The federal government is moving forward with a proposed rule requiring grocery stores that grind beef to track the source of all the meat they use — something that would have helped investigators identify the source of contaminated meat that sickened Hannaford customers over a year ago.
The U.S Department of Agriculture has listed the proposal among rules it plans to send to the White House Office of Management and Budget this winter. It is expected to post a Federal Register notice about the rule in February, which would mark the start of a public comment period.
The proposal posted by the agency says it would cost the industry about $20 million to comply, but at the same time would reduce the scale and cost of future recalls, enhance investigations and improve public health.
Hannaford improved its record-keeping practices in February after a salmonella outbreak was traced back to ground beef sold at its stores. The investigation stalled there, however, because federal investigators could not determine from the company’s records which of its suppliers delivered the contaminated meat.
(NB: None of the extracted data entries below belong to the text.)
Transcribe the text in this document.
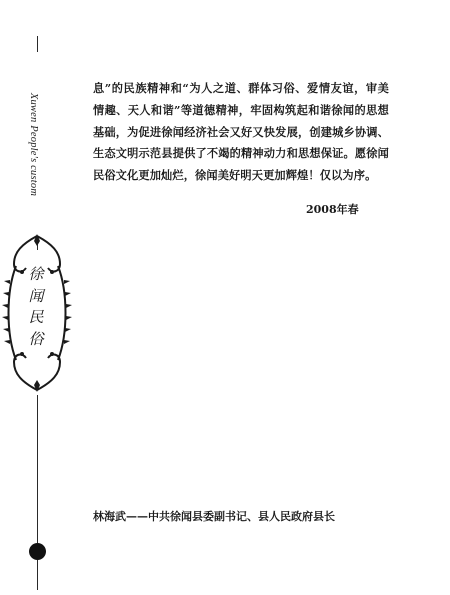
Xuwen People's custom
徐
闻
民
俗

息”的民族精神和“为人之道、群体习俗、爱情友谊，审美情趣、天人和谐”等道德精神，牢固构筑起和谐徐闻的思想基础，为促进徐闻经济社会又好又快发展，创建城乡协调、生态文明示范县提供了不竭的精神动力和思想保证。愿徐闻民俗文化更加灿烂，徐闻美好明天更加辉煌！仅以为序。

2008年春
林海武——中共徐闻县委副书记、县人民政府县长
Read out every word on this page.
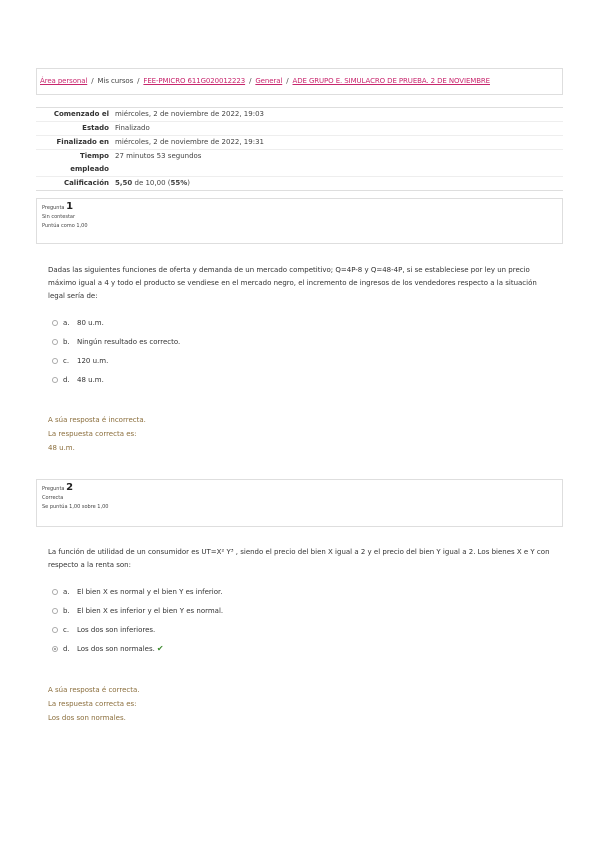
Área personal / Mis cursos / FEE-PMICRO 611G020012223 / General / ADE GRUPO E. SIMULACRO DE PRUEBA. 2 DE NOVIEMBRE
Comenzado el miércoles, 2 de noviembre de 2022, 19:03
Estado Finalizado
Finalizado en miércoles, 2 de noviembre de 2022, 19:31
Tiempo empleado
27 minutos 53 segundos
Calificación 5,50 de 10,00 (55%)
Pregunta 1
Sin contestar
Puntúa como 1,00
Dadas las siguientes funciones de oferta y demanda de un mercado competitivo; Q=4P-8 y Q=48-4P, si se estableciese por ley un precio máximo igual a 4 y todo el producto se vendiese en el mercado negro, el incremento de ingresos de los vendedores respecto a la situación legal sería de:
a.	80 u.m.
b.	Ningún resultado es correcto.
c.	120 u.m.
d.	48 u.m.
A súa resposta é incorrecta.
La respuesta correcta es:
48 u.m.
Pregunta 2
Correcta
Se puntúa 1,00 sobre 1,00
La función de utilidad de un consumidor es UT=X² Y³ , siendo el precio del bien X igual a 2 y el precio del bien Y igual a 2. Los bienes X e Y con respecto a la renta son:
a.	El bien X es normal y el bien Y es inferior.
b.	El bien X es inferior y el bien Y es normal.
c.	Los dos son inferiores.
d.	Los dos son normales. ✔
A súa resposta é correcta.
La respuesta correcta es:
Los dos son normales.
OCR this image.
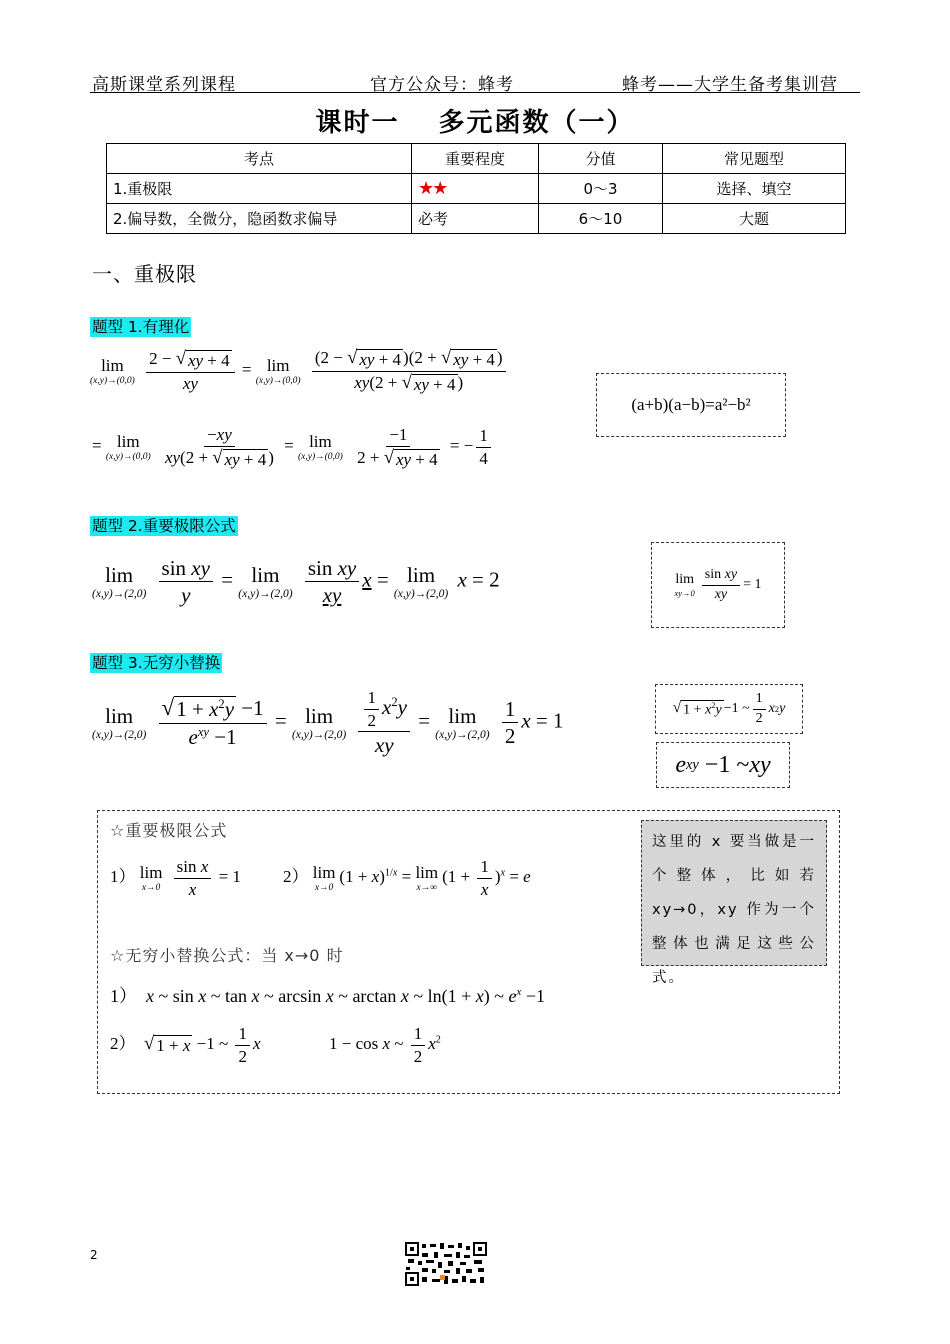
高斯课堂系列课程	官方公众号：蜂考	蜂考——大学生备考集训营
课时一　 多元函数（一）
考点	重要程度	分值	常见题型
1.重极限	★★	0～3	选择、填空
2.偏导数，全微分，隐函数求偏导	必考	6～10	大题
一、重极限
题型 1.有理化
lim
(x,y)→(0,0)
$\frac{2 - √ xy + 4}{xy} = \lim$
(x,y)→(0,0)
$\frac{(2 - √ xy + 4 )(2 + √ xy + 4 )}{xy(2 + √ xy + 4 )}$
= lim
(x,y)→(0,0)
$\frac{-xy}{xy(2 + √ xy + 4 )} = \lim$
(x,y)→(0,0)
$\frac{-1}{2 + √ xy + 4}$ = − $\frac{1}{4}$
(a+b)(a−b)=a²−b²
题型 2.重要极限公式
lim
(x,y)→(2,0)
$\frac{\text{sin xy}}{y} = \lim$
(x,y)→(2,0)
$\frac{\text{sin xy}}{xy}$ x = lim
(x,y)→(2,0)
x = 2	lim
$xy\to 0 \frac{\text{sin xy}}{xy} = 1$
题型 3.无穷小替换
lim
(x,y)→(2,0)
$\frac{√ 1 + x^2y -1}{e^{xy} -1} = \lim$
(x,y)→(2,0)
$\frac{\frac{1}{2} x^2y}{xy} = \lim$
(x,y)→(2,0)
$\frac{1}{2}$ x = 1
√ $1 + x^2y -1$ ~ $\frac{1}{2}$ x 2 y
e xy −1 ~ xy
☆重要极限公式
1） lim
x→0
$\frac{\text{sin x}}{x} = 1$ 2） lim
x→0
$(1 + x)^{1/x} = \lim$
x→∞
$(1 + \frac{1}{x} )^x = e$
☆无穷小替换公式：当 x→0 时
1） x ~ sin x ~ tan x ~ arcsin x ~ arctan x ~ ln(1 + x) ~ $e^x -1$
2） √ 1 + x −1 ~ $\frac{1}{2}$ x	1 − cos x ~ $\frac{1}{2} x^2$
这里的 x 要当做是一个整体，比如若 xy→0，xy 作为一个整体也满足这些公式。
2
Although the USDA blamed Hannaford’s records for impeding the investigation, the company met all existing federal requirements for record-keeping. The gap in the nation’s food-safety system was highlighted by the Portland Press Herald/Maine Sunday Telegram in a special report published in March.
Hannaford officials said at the time that the company would support regulations requiring better record-keeping at stores that grind beef.
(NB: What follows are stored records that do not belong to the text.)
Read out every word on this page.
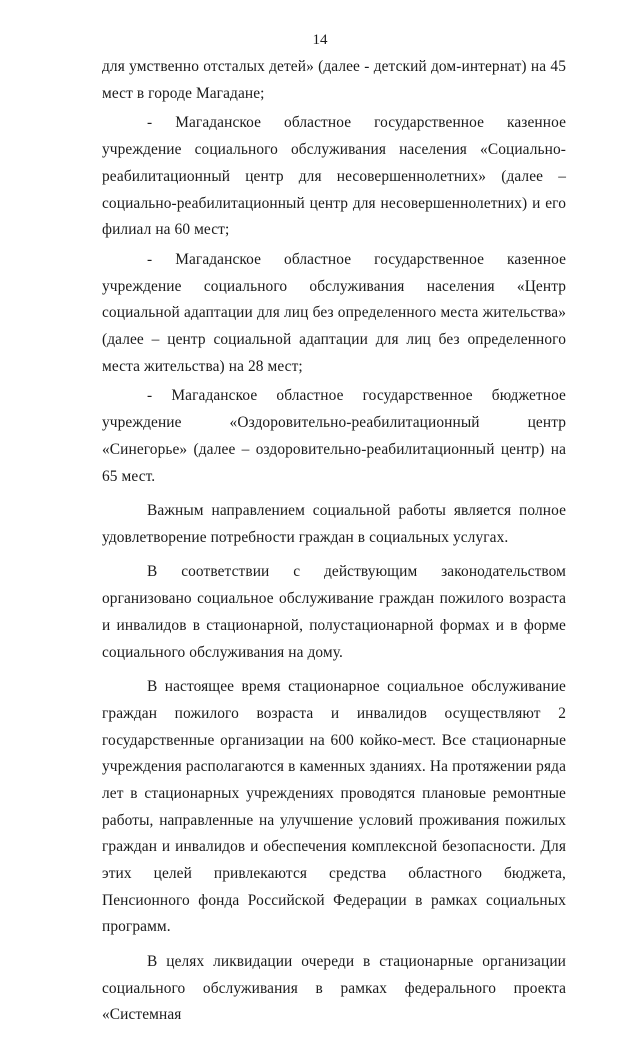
14

для умственно отсталых детей» (далее - детский дом-интернат) на 45 мест в городе Магадане;

- Магаданское областное государственное казенное учреждение социального обслуживания населения «Социально-реабилитационный центр для несовершеннолетних» (далее – социально-реабилитационный центр для несовершеннолетних) и его филиал на 60 мест;

- Магаданское областное государственное казенное учреждение социального обслуживания населения «Центр социальной адаптации для лиц без определенного места жительства» (далее – центр социальной адаптации для лиц без определенного места жительства) на 28 мест;

- Магаданское областное государственное бюджетное учреждение «Оздоровительно-реабилитационный центр «Синегорье» (далее – оздоровительно-реабилитационный центр) на 65 мест.

Важным направлением социальной работы является полное удовлетворение потребности граждан в социальных услугах.

В соответствии с действующим законодательством организовано социальное обслуживание граждан пожилого возраста и инвалидов в стационарной, полустационарной формах и в форме социального обслуживания на дому.

В настоящее время стационарное социальное обслуживание граждан пожилого возраста и инвалидов осуществляют 2 государственные организации на 600 койко-мест. Все стационарные учреждения располагаются в каменных зданиях. На протяжении ряда лет в стационарных учреждениях проводятся плановые ремонтные работы, направленные на улучшение условий проживания пожилых граждан и инвалидов и обеспечения комплексной безопасности. Для этих целей привлекаются средства областного бюджета, Пенсионного фонда Российской Федерации в рамках социальных программ.

В целях ликвидации очереди в стационарные организации социального обслуживания в рамках федерального проекта «Системная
Soon after the recall, the USDA said the agency had been working on a beef grinding rule and that it planned to send a detailed proposal to the Office of Management and Budget last summer.
In the latest version of the proposal, the USDA estimates that the record-keeping requirements would affect more than 76,000 stores and cost them $20.5 million in labor to develop, record and maintain so-called grinding logs.
The agency also anticipates the rule would result in more efficient recalls, an estimated $3.6 million savings, and projects a 30-percent reduction in foodborne E. coli illness, a $23.4 million savings.
The agency also notes the rule could increase consumer confidence and reduce the amount of meat recalled, though it did not project the monetary value of those benefits.
The public comment period on the rule, which typically lasts two months, gives industry advocates and the general public a chance to weigh in on whether the rule is too burdensome or too lax.
If the Office of Management and Budget does not find substantive objections were raised during the comments, a draft final rule would be developed and the review and comment process would be repeated within the USDA and OMB.
If the rule is adopted, retailers would likely get time to comply with it.